For better implementation of the New Regulations, the Forex Market Self-Discipline Mechanism (“外汇市场自律机制”, “Mechanism”), an organization of a number of interbank forex market members in China under supervision of SAFE and PBOC (The key members of the Mechanism include ICBC, ABC, BOC, CCB, BOCOM, China Citic Bank, CMBC, SPDB, CIB, Citibank (China), HSBC (China), SCB (China), the Bank of Tokyo-Mitsubishi UFJ (China) and BMO (China), in which BOC is leading member responsible for the operational working group.), has released in October 2016 several Forex Business Operational Principles (“银行外汇业务展业原则”). The purpose of such Mechanism is to ensure all members (banks) will take the same standards when dealing with forex remittance applications.
According to the Mechanism banks divide clients generally into two types: trusted clients (可信客户) and clients with a higher risk (关注客户). For each type of clients, specific documents and requirements for forex payment have been set out by the Forex Buisness Operational Principles.
For example, with regard to the repatriation of dividends, the following documents shall be submitted by “trusted clients”:
√ Dividends distribution resolution made by the board of directors;
√ The relevant financial information (including the audited financial report, the latest capital verification report); and
√ The tax filing documents, in case the payment exceeds USD 50,000 or its equivalent.

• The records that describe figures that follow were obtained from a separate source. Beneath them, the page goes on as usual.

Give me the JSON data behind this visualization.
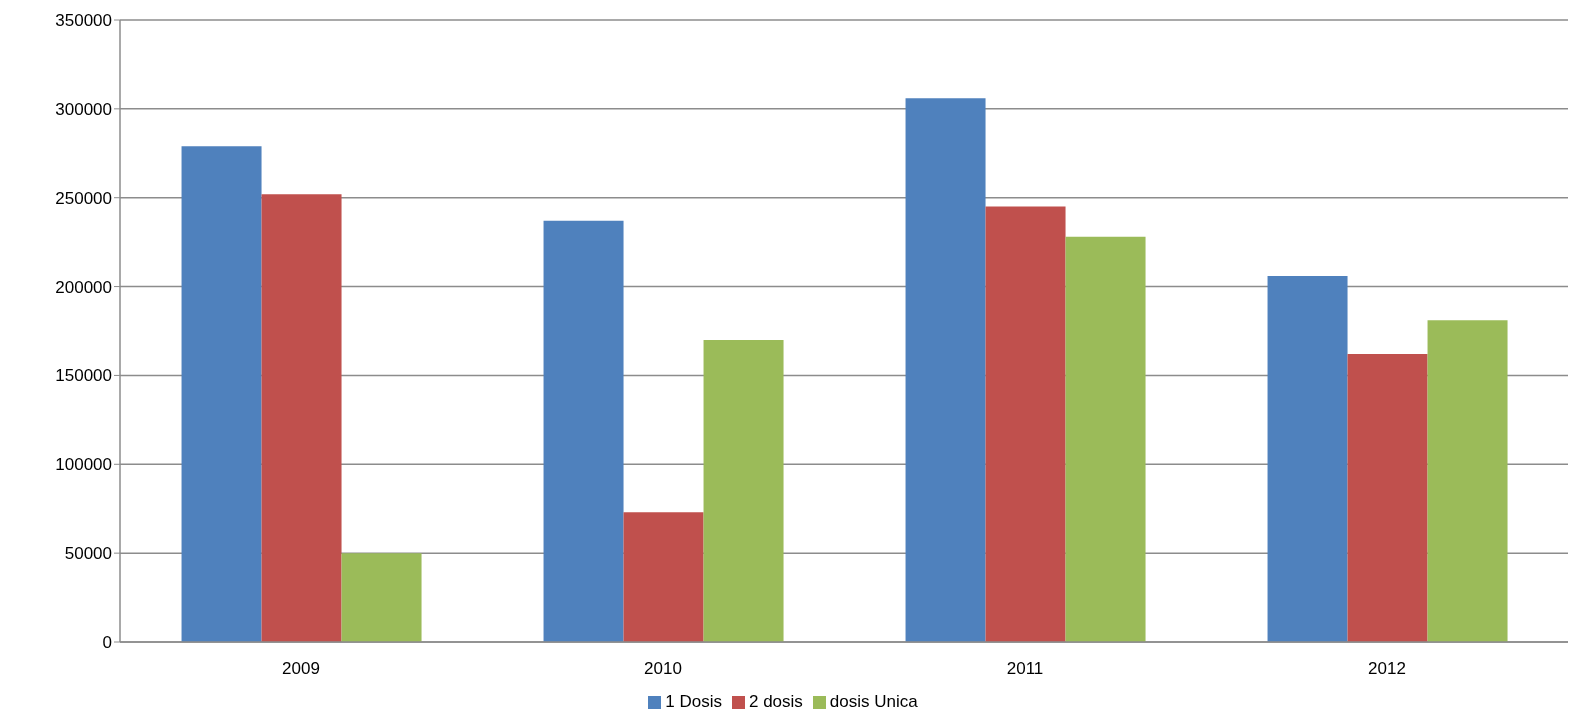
{
  "chart_data": {
    "type": "bar",
    "categories": [
      "2009",
      "2010",
      "2011",
      "2012"
    ],
    "series": [
      {
        "name": "1 Dosis",
        "color": "#4f81bd",
        "values": [
          279000,
          237000,
          306000,
          206000
        ]
      },
      {
        "name": "2 dosis",
        "color": "#c0504d",
        "values": [
          252000,
          73000,
          245000,
          162000
        ]
      },
      {
        "name": "dosis Unica",
        "color": "#9bbb59",
        "values": [
          50000,
          170000,
          228000,
          181000
        ]
      }
    ],
    "ylim": [
      0,
      350000
    ],
    "yticks": [
      0,
      50000,
      100000,
      150000,
      200000,
      250000,
      300000,
      350000
    ],
    "grid": "y",
    "legend": "bottom"
  }
}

However, if the client is a client with a higher risk, more documents shall be submitted, and more examinations shall be conducted. For example
√ The applicant shall submit (i) an Equity Information Statement (which can be printed out from the SAFE’s online system) and (ii) the business license of the shareholder receiving the dividends;
√ The bank shall check (i) if the paid in capital ratio is consistent with the distribution ratio, (ii) if the actual recipient of dividends is consistent with the shareholder in terms of name and address and (iii) if the distributed dividends comply with the existing equity as registered in the SAFE’s online system; etc.

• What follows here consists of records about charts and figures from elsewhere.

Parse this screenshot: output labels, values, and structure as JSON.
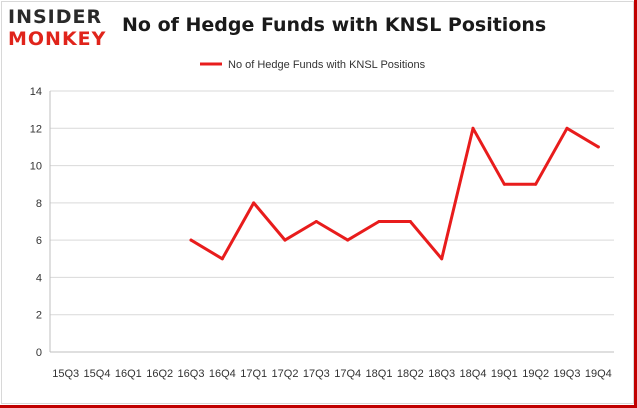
{
  "logo": {
    "line1": "INSIDER",
    "line2": "MONKEY"
  },
  "colors": {
    "series": "#e81c1c",
    "grid": "#d9d9d9",
    "axis": "#bfbfbf",
    "brand_red": "#e0241b"
  },
  "chart_data": {
    "type": "line",
    "title": "No of Hedge Funds with KNSL Positions",
    "categories": [
      "15Q3",
      "15Q4",
      "16Q1",
      "16Q2",
      "16Q3",
      "16Q4",
      "17Q1",
      "17Q2",
      "17Q3",
      "17Q4",
      "18Q1",
      "18Q2",
      "18Q3",
      "18Q4",
      "19Q1",
      "19Q2",
      "19Q3",
      "19Q4"
    ],
    "series": [
      {
        "name": "No of Hedge Funds with KNSL Positions",
        "values": [
          null,
          null,
          null,
          null,
          6,
          5,
          8,
          6,
          7,
          6,
          7,
          7,
          5,
          12,
          9,
          9,
          12,
          11
        ]
      }
    ],
    "ylim": [
      0,
      14
    ],
    "yticks": [
      0,
      2,
      4,
      6,
      8,
      10,
      12,
      14
    ],
    "grid": true,
    "legend": "top-center",
    "xlabel": "",
    "ylabel": ""
  }
}
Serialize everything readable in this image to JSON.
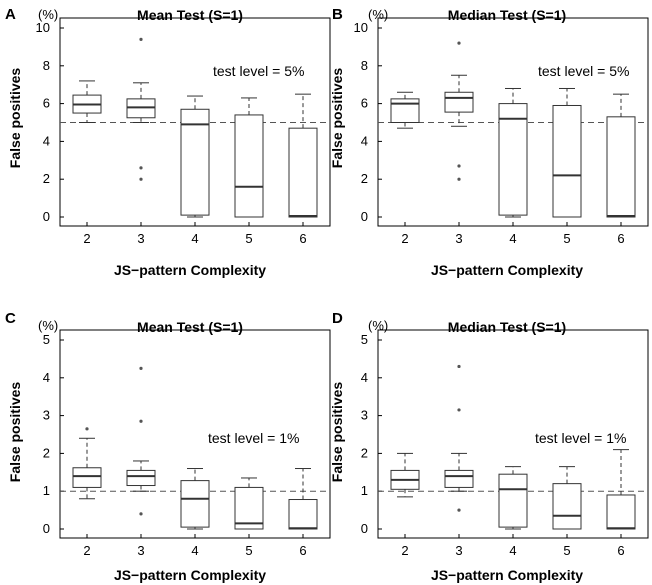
{
  "chart_data": [
    {
      "type": "boxplot",
      "panel": "A",
      "title": "Mean Test (S=1)",
      "xlabel": "JS−pattern Complexity",
      "ylabel": "False positives",
      "yunit": "(%)",
      "ylim": [
        0,
        10
      ],
      "yticks": [
        0,
        2,
        4,
        6,
        8,
        10
      ],
      "reference_line": 5,
      "annotation": "test level = 5%",
      "categories": [
        "2",
        "3",
        "4",
        "5",
        "6"
      ],
      "boxes": [
        {
          "q1": 5.5,
          "median": 5.95,
          "q3": 6.45,
          "whisker_low": 5.0,
          "whisker_high": 7.2,
          "outliers": []
        },
        {
          "q1": 5.25,
          "median": 5.8,
          "q3": 6.25,
          "whisker_low": 5.0,
          "whisker_high": 7.1,
          "outliers": [
            9.4,
            2.6,
            2.0
          ]
        },
        {
          "q1": 0.1,
          "median": 4.9,
          "q3": 5.7,
          "whisker_low": 0.0,
          "whisker_high": 6.4,
          "outliers": []
        },
        {
          "q1": 0.0,
          "median": 1.6,
          "q3": 5.4,
          "whisker_low": 0.0,
          "whisker_high": 6.3,
          "outliers": []
        },
        {
          "q1": 0.0,
          "median": 0.05,
          "q3": 4.7,
          "whisker_low": 0.0,
          "whisker_high": 6.5,
          "outliers": []
        }
      ]
    },
    {
      "type": "boxplot",
      "panel": "B",
      "title": "Median Test (S=1)",
      "xlabel": "JS−pattern Complexity",
      "ylabel": "False positives",
      "yunit": "(%)",
      "ylim": [
        0,
        10
      ],
      "yticks": [
        0,
        2,
        4,
        6,
        8,
        10
      ],
      "reference_line": 5,
      "annotation": "test level = 5%",
      "categories": [
        "2",
        "3",
        "4",
        "5",
        "6"
      ],
      "boxes": [
        {
          "q1": 5.0,
          "median": 6.0,
          "q3": 6.25,
          "whisker_low": 4.7,
          "whisker_high": 6.6,
          "outliers": []
        },
        {
          "q1": 5.55,
          "median": 6.3,
          "q3": 6.6,
          "whisker_low": 4.8,
          "whisker_high": 7.5,
          "outliers": [
            9.2,
            2.7,
            2.0
          ]
        },
        {
          "q1": 0.1,
          "median": 5.2,
          "q3": 6.0,
          "whisker_low": 0.0,
          "whisker_high": 6.8,
          "outliers": []
        },
        {
          "q1": 0.0,
          "median": 2.2,
          "q3": 5.9,
          "whisker_low": 0.0,
          "whisker_high": 6.8,
          "outliers": []
        },
        {
          "q1": 0.0,
          "median": 0.05,
          "q3": 5.3,
          "whisker_low": 0.0,
          "whisker_high": 6.5,
          "outliers": []
        }
      ]
    },
    {
      "type": "boxplot",
      "panel": "C",
      "title": "Mean Test (S=1)",
      "xlabel": "JS−pattern Complexity",
      "ylabel": "False positives",
      "yunit": "(%)",
      "ylim": [
        0,
        5
      ],
      "yticks": [
        0,
        1,
        2,
        3,
        4,
        5
      ],
      "reference_line": 1,
      "annotation": "test level = 1%",
      "categories": [
        "2",
        "3",
        "4",
        "5",
        "6"
      ],
      "boxes": [
        {
          "q1": 1.1,
          "median": 1.4,
          "q3": 1.62,
          "whisker_low": 0.8,
          "whisker_high": 2.4,
          "outliers": [
            2.65
          ]
        },
        {
          "q1": 1.15,
          "median": 1.4,
          "q3": 1.55,
          "whisker_low": 1.0,
          "whisker_high": 1.8,
          "outliers": [
            4.25,
            2.85,
            0.4
          ]
        },
        {
          "q1": 0.05,
          "median": 0.8,
          "q3": 1.28,
          "whisker_low": 0.0,
          "whisker_high": 1.6,
          "outliers": []
        },
        {
          "q1": 0.0,
          "median": 0.15,
          "q3": 1.1,
          "whisker_low": 0.0,
          "whisker_high": 1.35,
          "outliers": []
        },
        {
          "q1": 0.0,
          "median": 0.02,
          "q3": 0.78,
          "whisker_low": 0.0,
          "whisker_high": 1.6,
          "outliers": []
        }
      ]
    },
    {
      "type": "boxplot",
      "panel": "D",
      "title": "Median Test (S=1)",
      "xlabel": "JS−pattern Complexity",
      "ylabel": "False positives",
      "yunit": "(%)",
      "ylim": [
        0,
        5
      ],
      "yticks": [
        0,
        1,
        2,
        3,
        4,
        5
      ],
      "reference_line": 1,
      "annotation": "test level = 1%",
      "categories": [
        "2",
        "3",
        "4",
        "5",
        "6"
      ],
      "boxes": [
        {
          "q1": 1.05,
          "median": 1.3,
          "q3": 1.55,
          "whisker_low": 0.85,
          "whisker_high": 2.0,
          "outliers": []
        },
        {
          "q1": 1.1,
          "median": 1.4,
          "q3": 1.55,
          "whisker_low": 1.0,
          "whisker_high": 2.0,
          "outliers": [
            4.3,
            3.15,
            0.5
          ]
        },
        {
          "q1": 0.05,
          "median": 1.05,
          "q3": 1.45,
          "whisker_low": 0.0,
          "whisker_high": 1.65,
          "outliers": []
        },
        {
          "q1": 0.0,
          "median": 0.35,
          "q3": 1.2,
          "whisker_low": 0.0,
          "whisker_high": 1.65,
          "outliers": []
        },
        {
          "q1": 0.0,
          "median": 0.02,
          "q3": 0.9,
          "whisker_low": 0.0,
          "whisker_high": 2.1,
          "outliers": []
        }
      ]
    }
  ]
}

According to our latest discussions with foreign invested enterprises, they could successfully pay dividends outside of China if all documents can be prepared in accordance with the Operational Principles. Yet, in practice, it may still take weeks or even months to collect all the requested documents, and to queue up for the forex remittance quotas being available at the respective bank.

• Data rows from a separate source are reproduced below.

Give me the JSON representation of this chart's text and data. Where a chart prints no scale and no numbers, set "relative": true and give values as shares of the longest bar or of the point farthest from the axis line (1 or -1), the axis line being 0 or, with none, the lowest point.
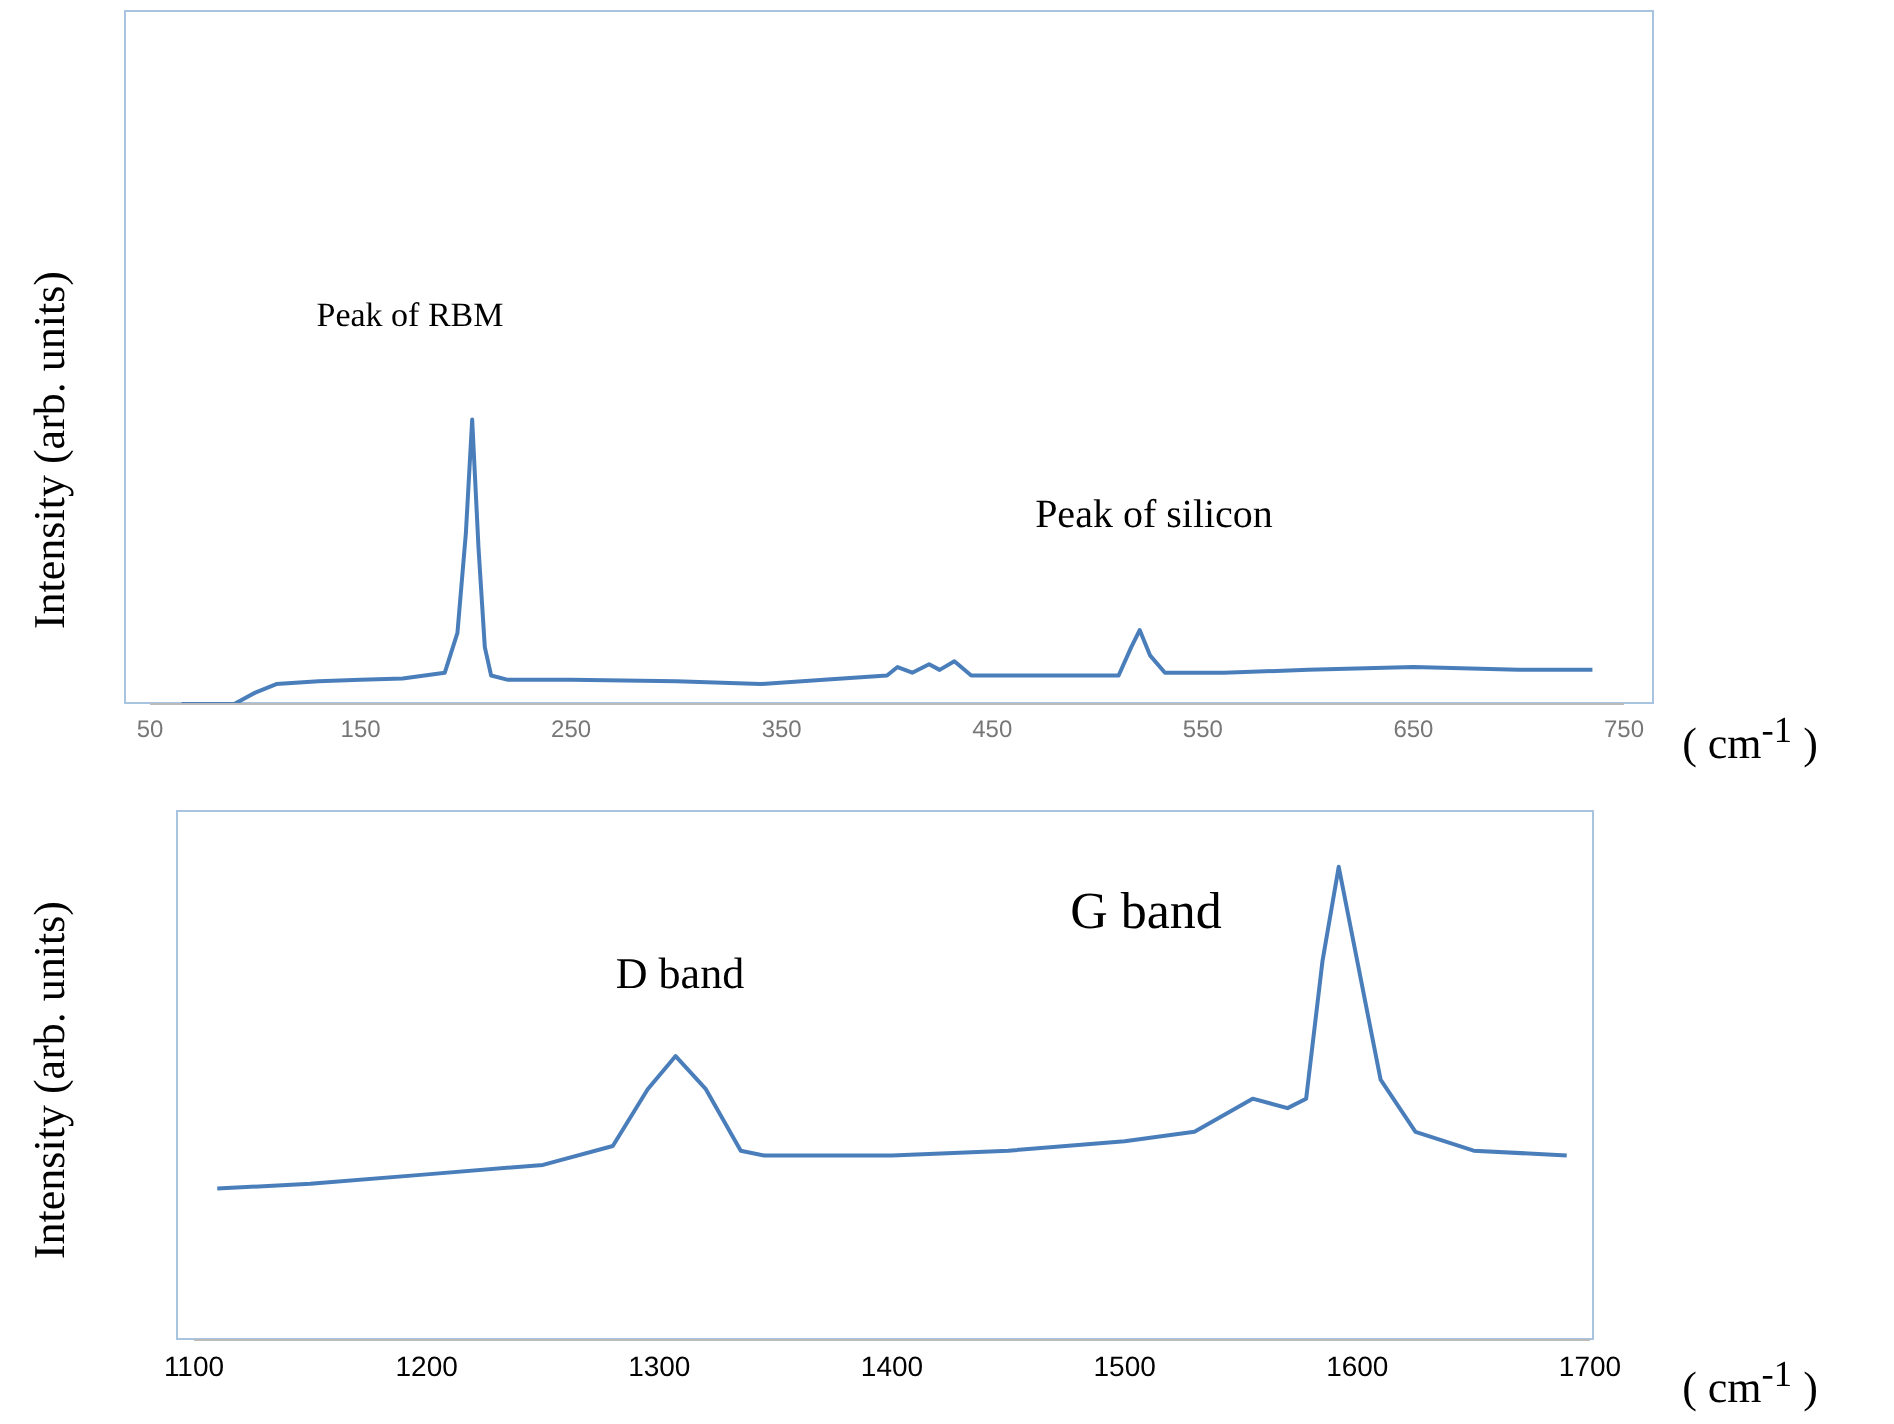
{
  "chart_data": [
    {
      "type": "line",
      "relative": true,
      "xlabel": "( cm$^{-1}$ )",
      "ylabel": "Intensity (arb. units)",
      "xlim": [
        50,
        750
      ],
      "xticks": [
        50,
        150,
        250,
        350,
        450,
        550,
        650,
        750
      ],
      "annotations": [
        "Peak of RBM",
        "Peak of silicon"
      ],
      "color": "#4a7ebb",
      "x": [
        65,
        90,
        100,
        110,
        130,
        150,
        170,
        190,
        196,
        200,
        203,
        206,
        209,
        212,
        220,
        250,
        300,
        340,
        370,
        400,
        405,
        412,
        420,
        425,
        432,
        440,
        450,
        480,
        510,
        516,
        520,
        525,
        532,
        560,
        600,
        650,
        700,
        735
      ],
      "values": [
        0,
        0,
        0.04,
        0.07,
        0.08,
        0.085,
        0.09,
        0.11,
        0.25,
        0.6,
        1,
        0.55,
        0.2,
        0.1,
        0.085,
        0.085,
        0.08,
        0.07,
        0.085,
        0.1,
        0.13,
        0.11,
        0.14,
        0.12,
        0.15,
        0.1,
        0.1,
        0.1,
        0.1,
        0.2,
        0.26,
        0.17,
        0.11,
        0.11,
        0.12,
        0.13,
        0.12,
        0.12
      ]
    },
    {
      "type": "line",
      "relative": true,
      "xlabel": "( cm$^{-1}$ )",
      "ylabel": "Intensity (arb. units)",
      "xlim": [
        1100,
        1700
      ],
      "xticks": [
        1100,
        1200,
        1300,
        1400,
        1500,
        1600,
        1700
      ],
      "annotations": [
        "D band",
        "G band"
      ],
      "color": "#4a7ebb",
      "x": [
        1110,
        1150,
        1200,
        1250,
        1280,
        1295,
        1307,
        1320,
        1335,
        1345,
        1400,
        1450,
        1500,
        1530,
        1555,
        1570,
        1578,
        1585,
        1592,
        1600,
        1610,
        1625,
        1650,
        1690
      ],
      "values": [
        0.32,
        0.33,
        0.35,
        0.37,
        0.41,
        0.53,
        0.6,
        0.53,
        0.4,
        0.39,
        0.39,
        0.4,
        0.42,
        0.44,
        0.51,
        0.49,
        0.51,
        0.8,
        1,
        0.8,
        0.55,
        0.44,
        0.4,
        0.39
      ]
    }
  ]
}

According to a SAFE newsletter issued on 7 March 2017, the forex reserve of China in February 2017 has returned back to USD 3 trillion, and “the pressure generated from capital outflow has been relieved to some extent”. This provides room for the hope that some restrictions on the outflow of forex will be relaxed again. For example, it seems that the above described threshold on outbound payments of USD 50 million will be raised to USD 100 million. It is however not clear yet whether and when the requirement to file forex payments above USD 5 million with AFE will be lifted.
Against the above, FIEs should take the following actions:
- To continuously monitor and check the document requirements set out the banks and the estimated timeline for making outbound payments;
- To make sure that supporting documents in relation to the outbound payments are authentic, compliant and consistent with the outbound payment application;
- To review or revise transaction documents where necessary, e.g. by adjusting payment terms to avoid liabilities due to late payment.